I agree with whoever just said it must come down to an attitude thing.
It's how you (general you) are determined to look at things - some automatically go to the black and miserable side and determined not to make the most of what they get.

spiney · 28/06/2017 08:43

Sorry but OP has already said she is resolving to make the most of it!

Roomster101 · 28/06/2017 08:45

So why didn't the mother book it herself then seeing as it was the mother providing the childcare and the OP providing the specifications of the weekend?

Maybe she she's not sure about using the internet to book things. My mother wouldn't want to do that either. She might have given the money to OP though instead if she had realised that he would cock it up as OP would probably prefer three days in Paris to a "surprise".

Instead of handing the cash over to the partner and expecting them to mind read.

You don't need to be a mind-reader to realise that someone who has always wanted to visit Paris would prefer three days to one. The fact that his MIL offered childcare for 2/3 days should have provided a further clue. He just needed give it some thought and use his common sense.

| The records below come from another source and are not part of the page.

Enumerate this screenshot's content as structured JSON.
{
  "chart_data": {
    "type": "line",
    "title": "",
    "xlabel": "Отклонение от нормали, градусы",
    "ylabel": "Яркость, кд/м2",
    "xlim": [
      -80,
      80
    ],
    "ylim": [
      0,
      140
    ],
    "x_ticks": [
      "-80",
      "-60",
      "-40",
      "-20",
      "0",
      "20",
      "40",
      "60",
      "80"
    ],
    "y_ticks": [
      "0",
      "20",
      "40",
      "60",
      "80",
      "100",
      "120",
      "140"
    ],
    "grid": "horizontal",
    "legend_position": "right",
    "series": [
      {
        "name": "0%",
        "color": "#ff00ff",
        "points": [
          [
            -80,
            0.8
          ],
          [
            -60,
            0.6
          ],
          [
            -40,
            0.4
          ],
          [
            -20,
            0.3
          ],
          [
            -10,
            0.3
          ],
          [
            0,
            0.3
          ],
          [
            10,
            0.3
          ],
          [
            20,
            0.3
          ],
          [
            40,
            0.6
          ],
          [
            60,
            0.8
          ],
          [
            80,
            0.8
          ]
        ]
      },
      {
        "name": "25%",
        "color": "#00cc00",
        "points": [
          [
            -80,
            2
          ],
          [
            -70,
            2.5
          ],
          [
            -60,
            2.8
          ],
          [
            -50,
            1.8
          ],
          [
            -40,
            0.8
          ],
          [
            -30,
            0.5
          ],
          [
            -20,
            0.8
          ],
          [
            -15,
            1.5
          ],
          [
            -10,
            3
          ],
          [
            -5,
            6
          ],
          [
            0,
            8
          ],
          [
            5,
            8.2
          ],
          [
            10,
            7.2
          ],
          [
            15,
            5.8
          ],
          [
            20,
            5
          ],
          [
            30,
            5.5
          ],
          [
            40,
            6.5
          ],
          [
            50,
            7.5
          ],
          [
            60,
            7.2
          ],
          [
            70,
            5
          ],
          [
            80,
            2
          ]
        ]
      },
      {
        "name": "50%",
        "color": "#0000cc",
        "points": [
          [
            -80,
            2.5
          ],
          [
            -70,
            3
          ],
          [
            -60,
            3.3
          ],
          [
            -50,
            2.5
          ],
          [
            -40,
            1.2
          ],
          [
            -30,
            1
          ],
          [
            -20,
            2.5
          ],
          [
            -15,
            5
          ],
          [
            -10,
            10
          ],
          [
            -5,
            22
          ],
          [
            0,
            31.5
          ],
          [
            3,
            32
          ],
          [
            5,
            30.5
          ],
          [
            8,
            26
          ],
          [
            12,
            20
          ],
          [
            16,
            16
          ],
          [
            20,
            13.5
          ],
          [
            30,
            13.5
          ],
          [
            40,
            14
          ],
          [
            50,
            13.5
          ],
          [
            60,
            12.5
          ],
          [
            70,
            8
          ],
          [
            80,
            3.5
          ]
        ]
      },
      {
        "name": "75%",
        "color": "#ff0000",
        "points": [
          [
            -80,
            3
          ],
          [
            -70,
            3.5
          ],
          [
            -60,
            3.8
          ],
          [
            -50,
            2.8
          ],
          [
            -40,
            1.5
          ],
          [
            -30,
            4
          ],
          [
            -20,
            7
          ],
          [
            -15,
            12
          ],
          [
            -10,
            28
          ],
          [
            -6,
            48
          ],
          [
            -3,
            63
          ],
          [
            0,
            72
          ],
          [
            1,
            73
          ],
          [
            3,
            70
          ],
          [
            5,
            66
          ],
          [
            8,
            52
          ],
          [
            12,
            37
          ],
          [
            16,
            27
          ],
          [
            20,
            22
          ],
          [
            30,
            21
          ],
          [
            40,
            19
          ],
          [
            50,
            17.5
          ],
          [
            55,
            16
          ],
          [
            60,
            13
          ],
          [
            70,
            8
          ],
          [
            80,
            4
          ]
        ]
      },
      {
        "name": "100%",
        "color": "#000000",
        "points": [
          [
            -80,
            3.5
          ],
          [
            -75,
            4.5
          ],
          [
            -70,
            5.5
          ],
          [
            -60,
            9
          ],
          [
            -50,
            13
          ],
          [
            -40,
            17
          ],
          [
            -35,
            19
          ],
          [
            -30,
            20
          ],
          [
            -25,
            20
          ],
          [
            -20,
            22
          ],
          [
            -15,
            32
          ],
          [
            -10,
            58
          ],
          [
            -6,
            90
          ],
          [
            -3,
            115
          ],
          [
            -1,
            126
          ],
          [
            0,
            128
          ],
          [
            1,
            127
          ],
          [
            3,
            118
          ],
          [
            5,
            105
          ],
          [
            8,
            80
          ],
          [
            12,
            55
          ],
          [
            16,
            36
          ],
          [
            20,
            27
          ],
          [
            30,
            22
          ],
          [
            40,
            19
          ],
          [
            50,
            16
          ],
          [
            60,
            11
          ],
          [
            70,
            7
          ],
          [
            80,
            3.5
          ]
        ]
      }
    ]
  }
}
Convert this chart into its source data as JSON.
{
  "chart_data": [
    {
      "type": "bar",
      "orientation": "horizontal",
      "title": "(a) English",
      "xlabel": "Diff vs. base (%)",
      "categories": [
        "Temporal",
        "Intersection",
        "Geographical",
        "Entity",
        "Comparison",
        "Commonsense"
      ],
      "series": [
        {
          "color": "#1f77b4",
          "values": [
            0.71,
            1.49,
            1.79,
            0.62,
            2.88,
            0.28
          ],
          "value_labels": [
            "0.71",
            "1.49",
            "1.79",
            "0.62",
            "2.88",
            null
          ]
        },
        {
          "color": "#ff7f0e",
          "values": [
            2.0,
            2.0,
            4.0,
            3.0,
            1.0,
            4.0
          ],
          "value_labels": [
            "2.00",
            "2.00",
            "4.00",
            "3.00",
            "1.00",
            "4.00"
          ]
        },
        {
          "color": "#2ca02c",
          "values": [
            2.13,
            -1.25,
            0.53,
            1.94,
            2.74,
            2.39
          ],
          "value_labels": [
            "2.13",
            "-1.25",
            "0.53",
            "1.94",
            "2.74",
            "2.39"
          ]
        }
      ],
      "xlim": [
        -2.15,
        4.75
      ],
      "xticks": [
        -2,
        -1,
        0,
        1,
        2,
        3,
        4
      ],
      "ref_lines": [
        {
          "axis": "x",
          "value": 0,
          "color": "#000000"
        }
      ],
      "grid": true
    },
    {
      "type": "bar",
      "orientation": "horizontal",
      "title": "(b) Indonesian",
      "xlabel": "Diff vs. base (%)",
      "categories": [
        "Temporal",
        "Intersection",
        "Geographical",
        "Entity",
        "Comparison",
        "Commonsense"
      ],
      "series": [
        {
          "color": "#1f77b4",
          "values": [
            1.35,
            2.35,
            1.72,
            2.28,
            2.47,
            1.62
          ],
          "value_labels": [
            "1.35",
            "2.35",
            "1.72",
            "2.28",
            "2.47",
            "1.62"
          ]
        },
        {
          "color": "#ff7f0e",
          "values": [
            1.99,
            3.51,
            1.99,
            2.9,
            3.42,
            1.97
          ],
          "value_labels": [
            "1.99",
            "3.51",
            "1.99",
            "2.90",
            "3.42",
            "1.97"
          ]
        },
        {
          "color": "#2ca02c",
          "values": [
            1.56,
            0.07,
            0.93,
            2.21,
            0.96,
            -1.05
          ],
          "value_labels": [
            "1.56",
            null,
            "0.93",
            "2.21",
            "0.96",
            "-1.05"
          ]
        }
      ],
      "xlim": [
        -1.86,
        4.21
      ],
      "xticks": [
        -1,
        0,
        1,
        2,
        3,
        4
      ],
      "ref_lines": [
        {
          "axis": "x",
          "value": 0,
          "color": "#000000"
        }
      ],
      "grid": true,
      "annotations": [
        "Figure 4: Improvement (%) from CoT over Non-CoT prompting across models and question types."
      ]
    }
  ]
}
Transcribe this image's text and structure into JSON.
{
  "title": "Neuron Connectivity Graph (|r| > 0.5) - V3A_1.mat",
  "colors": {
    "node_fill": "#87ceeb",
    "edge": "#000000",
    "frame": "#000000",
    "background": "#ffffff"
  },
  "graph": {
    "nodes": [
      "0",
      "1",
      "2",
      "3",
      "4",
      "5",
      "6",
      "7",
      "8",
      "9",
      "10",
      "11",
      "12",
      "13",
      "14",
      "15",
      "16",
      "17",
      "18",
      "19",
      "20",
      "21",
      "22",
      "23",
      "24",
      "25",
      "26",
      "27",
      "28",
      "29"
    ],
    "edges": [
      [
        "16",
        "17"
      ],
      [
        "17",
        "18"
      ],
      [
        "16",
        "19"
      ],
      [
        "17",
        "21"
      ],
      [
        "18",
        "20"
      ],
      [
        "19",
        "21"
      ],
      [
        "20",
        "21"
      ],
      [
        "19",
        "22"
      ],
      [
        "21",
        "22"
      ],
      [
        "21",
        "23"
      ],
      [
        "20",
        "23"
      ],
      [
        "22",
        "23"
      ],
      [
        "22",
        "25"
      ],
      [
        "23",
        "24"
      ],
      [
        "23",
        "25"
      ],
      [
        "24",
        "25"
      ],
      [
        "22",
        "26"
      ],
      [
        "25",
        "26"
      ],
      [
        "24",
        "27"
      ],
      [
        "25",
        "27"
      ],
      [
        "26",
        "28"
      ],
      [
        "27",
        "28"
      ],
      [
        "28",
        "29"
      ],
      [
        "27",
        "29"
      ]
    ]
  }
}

TequilaSunshine · 28/06/2017 08:45

But isn't that the point? Money is tight, OP has no idea whether she will ever be able to visit again, and certainly she can't in the foreseeable future.

Exactly - always somewhere she's wanted to go, money is tight, so doesn't sound like it's somewhere she could easily go again on a second trip for not getting to do everything she wanted in the first trip.
Doesn't sound like a regular occurrence thing to keep doing again for the bits you missed last time.
Yes,he could have made it longer, but he didn't. For your reaction to be to call him an idiot, a fool, etc when a trip to Paris has been booked, childcare sorted for the entire weekend and a day off work booked as well, just smacks of being so ungrateful.
Obviously not everyone thinks that way, and it's a perfectly reasonable way to behave with a present so we'll just have to agree to disagree.

spiney · 28/06/2017 08:46

I wonder what the OP s kind and thoughtful mother makes of it?

And don't say she should have booked it herself. There are plenty of reasons why the DH should have been a better ( not in retrospectConfused) person to book it.

TequilaSunshine · 28/06/2017 08:47

Sorry but OP has already said she is resolving to make the most of it!

Well, that's fair enough then. Smile
Was just replying to some of the other posts, not necessarily all from the OP.

spiney · 28/06/2017 08:52

OP is very grateful to her mother.

But disappointed with her DP for somewhat wasting the generous present.

There was a really good analogy earlier about how the DP was given " £30 and bought a £2 box of chocolates with it".

Roomster101 · 28/06/2017 08:53

Yes,he could have made it longer, but he didn't. For your reaction to be to call him an idiot, a fool, etc when a trip to Paris has been booked, childcare sorted for the entire weekend and a day off work booked as well, just smacks of being so ungrateful.

OP is grateful to the person who has paid for it and provided the childcare though i.e. her mother. She just isn't grateful to the person who (probably) quickly booked something on the internet without any thought or attention i.e. her DP. Why should she be grateful when he didn't provide payment or thought. She would probably have preferred to book herself.

TSSDNCOP · 28/06/2017 09:05

£500 doesn't go far on a weekend trip to Paris. Could be the flight times were the only ones to keep in budget. Book a restaurant for Saturday night and get a horse drawn carriage along the Seine. You can easily knock out the main Paris sights in a day. The Eiffel Tower is open until 9 or 10 at night on Easter Sunday - I know because I went up it! Get a big bus tour with a bateau ticket. Book sights before you go.

SeagullsStoleMyChurro · 28/06/2017 09:13

It's already been established that he could have booked better flight times for the same price. He just didn't bother.

Yvetteballs · 28/06/2017 09:16

Is it possible that the shortened weekend is deliberate? Maybe he planned it round his own social calendar e.g. Didn't want to miss Friday night out at the pub.